Donor organs or synthetic implants are usually the only treatment option for patients who have suffered irreparable damage to internal organs or body tissue. But such transplants are often rejected. Implants based on autologous cells are more likely to be accepted by the human organism, but in order to grow, these cells require a compatible structural framework.
Researchers at the Fraunhofer Institute for Interfacial Engineering and Biotechnology IGB in Stuttgart are working on a project to develop suitable substrates – known as scaffolds – in collaboration with the university hospital in Tübingen and the University of California, Los Angeles (UCLA).
Their solution is based on electrospinning, a process in which synthetic and biodegradable polymers such as polylactides are spun into fibres using an electrical charge. These fibres are then used to create a three-dimensional non-woven fabric.
The scientists have chosen a novel approach in which proteins are added to the polymeric material during the electrospinning process, and become incorporated in the resulting hair-thin fibres. In this way, the material serves as a substrate to which the patient’s own cells will bind after it has been implanted.
“Electrospinning enables us to create a cell-free substrate on which cells can grow after it has been implanted in the patient’s body," says Dr Svenja Hinderer, one of the research scientists working on this project at Fraunhofer IGB in Stuttgart. "Each type of protein attracts specific cells, which adhere to the scaffold and grow there. By selecting the appropriate protein, we can build up heart tissue or regenerate other damaged organs."

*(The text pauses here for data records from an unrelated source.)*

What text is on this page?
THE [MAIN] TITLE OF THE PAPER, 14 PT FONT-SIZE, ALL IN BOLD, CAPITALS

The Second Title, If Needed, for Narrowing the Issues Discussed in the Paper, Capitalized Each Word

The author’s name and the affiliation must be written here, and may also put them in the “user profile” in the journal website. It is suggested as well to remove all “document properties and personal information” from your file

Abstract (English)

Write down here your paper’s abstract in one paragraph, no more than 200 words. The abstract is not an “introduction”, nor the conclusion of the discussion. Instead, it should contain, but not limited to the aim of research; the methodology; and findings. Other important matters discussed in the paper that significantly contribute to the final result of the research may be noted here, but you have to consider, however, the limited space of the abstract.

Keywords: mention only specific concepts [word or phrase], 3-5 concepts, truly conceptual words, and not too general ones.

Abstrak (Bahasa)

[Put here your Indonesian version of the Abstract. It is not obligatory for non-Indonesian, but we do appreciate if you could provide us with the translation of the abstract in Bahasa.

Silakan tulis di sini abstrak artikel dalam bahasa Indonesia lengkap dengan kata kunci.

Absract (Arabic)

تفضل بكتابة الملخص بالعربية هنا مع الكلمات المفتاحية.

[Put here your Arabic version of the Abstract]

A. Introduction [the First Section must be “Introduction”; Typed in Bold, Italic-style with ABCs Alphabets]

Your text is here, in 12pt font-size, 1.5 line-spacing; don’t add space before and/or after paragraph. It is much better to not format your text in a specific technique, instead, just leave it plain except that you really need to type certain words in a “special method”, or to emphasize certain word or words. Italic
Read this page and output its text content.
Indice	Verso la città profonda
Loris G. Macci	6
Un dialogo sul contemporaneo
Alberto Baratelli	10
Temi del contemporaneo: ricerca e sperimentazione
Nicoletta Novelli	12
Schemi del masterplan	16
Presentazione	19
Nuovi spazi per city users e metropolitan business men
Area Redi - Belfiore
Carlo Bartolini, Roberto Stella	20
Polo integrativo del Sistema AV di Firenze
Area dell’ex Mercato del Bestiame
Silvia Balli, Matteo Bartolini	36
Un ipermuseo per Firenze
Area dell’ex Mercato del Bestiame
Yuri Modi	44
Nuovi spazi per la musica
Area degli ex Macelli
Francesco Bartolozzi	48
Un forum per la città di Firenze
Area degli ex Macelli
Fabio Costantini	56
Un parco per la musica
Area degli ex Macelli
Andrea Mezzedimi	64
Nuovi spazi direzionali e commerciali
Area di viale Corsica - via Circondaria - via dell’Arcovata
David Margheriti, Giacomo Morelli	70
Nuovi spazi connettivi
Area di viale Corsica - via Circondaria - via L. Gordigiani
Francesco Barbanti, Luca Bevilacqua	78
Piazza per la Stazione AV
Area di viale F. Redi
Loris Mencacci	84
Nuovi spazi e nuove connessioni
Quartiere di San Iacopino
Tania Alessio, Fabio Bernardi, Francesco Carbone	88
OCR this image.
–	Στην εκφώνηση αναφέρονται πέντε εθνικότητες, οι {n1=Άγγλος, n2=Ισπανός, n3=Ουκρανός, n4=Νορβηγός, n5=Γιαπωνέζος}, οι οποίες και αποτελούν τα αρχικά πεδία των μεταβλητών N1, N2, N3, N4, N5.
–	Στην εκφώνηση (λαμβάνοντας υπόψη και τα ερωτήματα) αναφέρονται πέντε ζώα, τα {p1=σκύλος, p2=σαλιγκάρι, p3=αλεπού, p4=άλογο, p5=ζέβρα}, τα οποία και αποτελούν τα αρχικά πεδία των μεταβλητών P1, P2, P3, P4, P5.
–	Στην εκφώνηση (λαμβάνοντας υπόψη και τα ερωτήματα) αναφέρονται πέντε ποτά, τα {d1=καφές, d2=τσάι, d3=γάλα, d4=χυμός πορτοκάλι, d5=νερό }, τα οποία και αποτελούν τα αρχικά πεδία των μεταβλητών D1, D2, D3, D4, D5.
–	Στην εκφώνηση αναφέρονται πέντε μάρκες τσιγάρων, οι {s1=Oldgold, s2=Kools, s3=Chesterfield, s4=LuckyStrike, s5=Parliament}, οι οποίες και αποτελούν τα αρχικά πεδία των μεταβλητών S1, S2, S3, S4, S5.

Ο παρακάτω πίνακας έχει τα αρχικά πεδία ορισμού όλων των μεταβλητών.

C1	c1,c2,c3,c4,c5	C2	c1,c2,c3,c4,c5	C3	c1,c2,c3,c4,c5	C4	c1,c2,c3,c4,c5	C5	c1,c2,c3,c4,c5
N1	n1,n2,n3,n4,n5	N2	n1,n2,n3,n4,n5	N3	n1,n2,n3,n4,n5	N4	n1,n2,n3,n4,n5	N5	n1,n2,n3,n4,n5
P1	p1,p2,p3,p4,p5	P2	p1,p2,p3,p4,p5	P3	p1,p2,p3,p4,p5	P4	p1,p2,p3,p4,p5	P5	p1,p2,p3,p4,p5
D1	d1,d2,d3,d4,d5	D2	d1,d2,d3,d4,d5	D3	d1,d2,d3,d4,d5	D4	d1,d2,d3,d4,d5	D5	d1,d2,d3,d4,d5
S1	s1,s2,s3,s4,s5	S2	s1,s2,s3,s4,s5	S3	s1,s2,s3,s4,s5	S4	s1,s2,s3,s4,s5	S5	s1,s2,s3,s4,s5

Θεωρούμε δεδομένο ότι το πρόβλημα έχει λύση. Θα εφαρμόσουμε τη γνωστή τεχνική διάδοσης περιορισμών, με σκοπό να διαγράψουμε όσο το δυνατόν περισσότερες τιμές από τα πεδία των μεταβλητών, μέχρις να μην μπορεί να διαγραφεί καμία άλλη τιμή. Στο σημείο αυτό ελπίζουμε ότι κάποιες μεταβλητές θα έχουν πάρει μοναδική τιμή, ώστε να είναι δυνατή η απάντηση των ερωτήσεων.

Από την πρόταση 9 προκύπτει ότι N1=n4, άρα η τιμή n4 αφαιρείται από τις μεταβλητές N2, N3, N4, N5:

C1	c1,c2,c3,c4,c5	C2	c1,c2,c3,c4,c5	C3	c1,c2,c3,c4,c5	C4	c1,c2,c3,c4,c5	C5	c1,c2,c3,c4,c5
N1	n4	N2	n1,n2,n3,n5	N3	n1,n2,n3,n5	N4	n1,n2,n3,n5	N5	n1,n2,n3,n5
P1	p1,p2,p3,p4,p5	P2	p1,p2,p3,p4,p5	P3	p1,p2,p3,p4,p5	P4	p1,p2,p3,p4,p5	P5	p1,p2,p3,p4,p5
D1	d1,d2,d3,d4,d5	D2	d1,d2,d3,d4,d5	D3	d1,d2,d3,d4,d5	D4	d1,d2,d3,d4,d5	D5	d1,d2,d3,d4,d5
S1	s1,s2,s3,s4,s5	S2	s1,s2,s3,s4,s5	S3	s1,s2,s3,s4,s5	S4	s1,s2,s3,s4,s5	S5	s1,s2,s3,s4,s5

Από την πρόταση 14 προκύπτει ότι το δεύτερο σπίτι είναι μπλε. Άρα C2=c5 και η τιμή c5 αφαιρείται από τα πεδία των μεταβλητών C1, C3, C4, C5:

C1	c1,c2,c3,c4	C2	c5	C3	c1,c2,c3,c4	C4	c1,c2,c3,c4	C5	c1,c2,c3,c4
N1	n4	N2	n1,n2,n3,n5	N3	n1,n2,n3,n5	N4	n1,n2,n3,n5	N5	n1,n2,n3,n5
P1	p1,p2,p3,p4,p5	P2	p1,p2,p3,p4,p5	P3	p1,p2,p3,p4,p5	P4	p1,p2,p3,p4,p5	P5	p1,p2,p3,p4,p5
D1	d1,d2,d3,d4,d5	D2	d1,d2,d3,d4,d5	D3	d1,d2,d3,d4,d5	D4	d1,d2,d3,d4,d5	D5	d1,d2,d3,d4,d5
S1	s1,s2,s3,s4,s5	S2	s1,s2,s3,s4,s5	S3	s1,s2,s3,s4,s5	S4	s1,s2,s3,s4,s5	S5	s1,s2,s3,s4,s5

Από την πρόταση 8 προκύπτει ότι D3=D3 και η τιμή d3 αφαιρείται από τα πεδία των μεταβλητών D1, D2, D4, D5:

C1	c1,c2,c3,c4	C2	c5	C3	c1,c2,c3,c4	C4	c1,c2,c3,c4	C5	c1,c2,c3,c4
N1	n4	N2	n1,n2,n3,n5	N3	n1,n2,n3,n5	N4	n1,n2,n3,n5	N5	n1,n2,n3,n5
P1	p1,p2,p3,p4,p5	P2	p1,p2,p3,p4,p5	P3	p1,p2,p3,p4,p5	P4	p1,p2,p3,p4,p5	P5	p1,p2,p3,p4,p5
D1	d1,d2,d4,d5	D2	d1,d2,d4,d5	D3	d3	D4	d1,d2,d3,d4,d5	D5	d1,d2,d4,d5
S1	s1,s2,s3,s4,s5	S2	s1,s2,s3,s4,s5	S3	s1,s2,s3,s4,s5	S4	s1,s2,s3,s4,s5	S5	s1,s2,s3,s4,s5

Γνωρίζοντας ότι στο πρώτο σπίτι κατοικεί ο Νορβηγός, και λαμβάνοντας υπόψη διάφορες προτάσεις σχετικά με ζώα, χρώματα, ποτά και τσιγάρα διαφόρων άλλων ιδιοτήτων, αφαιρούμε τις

The substrate is spun into a fine sheet and cut to the required size. To repair damage to the heart muscle, for instance, a scaffold corresponding to the extent of the damaged area is placed like a blanket over the muscular tissue. The polymeric fibres gradually degrade in the human organism over a period of approximately 48 months. During this time, the cells that bind to the proteins find an environment that is conducive to their growth. They construct their own matrix and restore the functions of the original tissue.
The results of initial laboratory experiments and bioreactor tests have been very successful so far. The researchers have been able to demonstrate that esophageal/tracheal cells, which are difficult to culture in-vitro, are capable of binding to decorin protein fibres in the substrate and growing there. Another protein – the stromal-cell derived growth factor SDF-1 – binds with progenitor cells, a special type of stem cell necessary for constructing heart valves and for regenerating heart muscle cells after an infarction.
“The implants we have fabricated using electrospinning demonstrate the same mechanical and structural properties as a normal heart valve," says Dr Hinderer. Like the original version, they close and open at a blood pressure of 120 to 80 mmHg during tests in a bioreactor." The next step for the researcher and her colleagues is to test the protein-coated scaffolds in animal models.
The hybrid materials composed of polymeric and protein fibres can be produced and stored in large quantities. The IGB team is working to bring the novel substrate to market as a rapidly implementable alternative to conventional heart valve replacements.
“We can’t yet say how long this will take, though,” comments the researcher. One of the advantages of cell-free implants is that they are classified as medical devices and not as novel therapeutic drugs, which means less time waiting for approval.
“Even so, the process of obtaining approval for medical devices that are populated with human cells prior to implantation is very long and expensive,” Dr Hinderer adds.
The researchers will be presenting samples of the polymeric scaffolds at the Medtec expo in Stuttgart from April 21 to 23, on the joint Fraunhofer stand.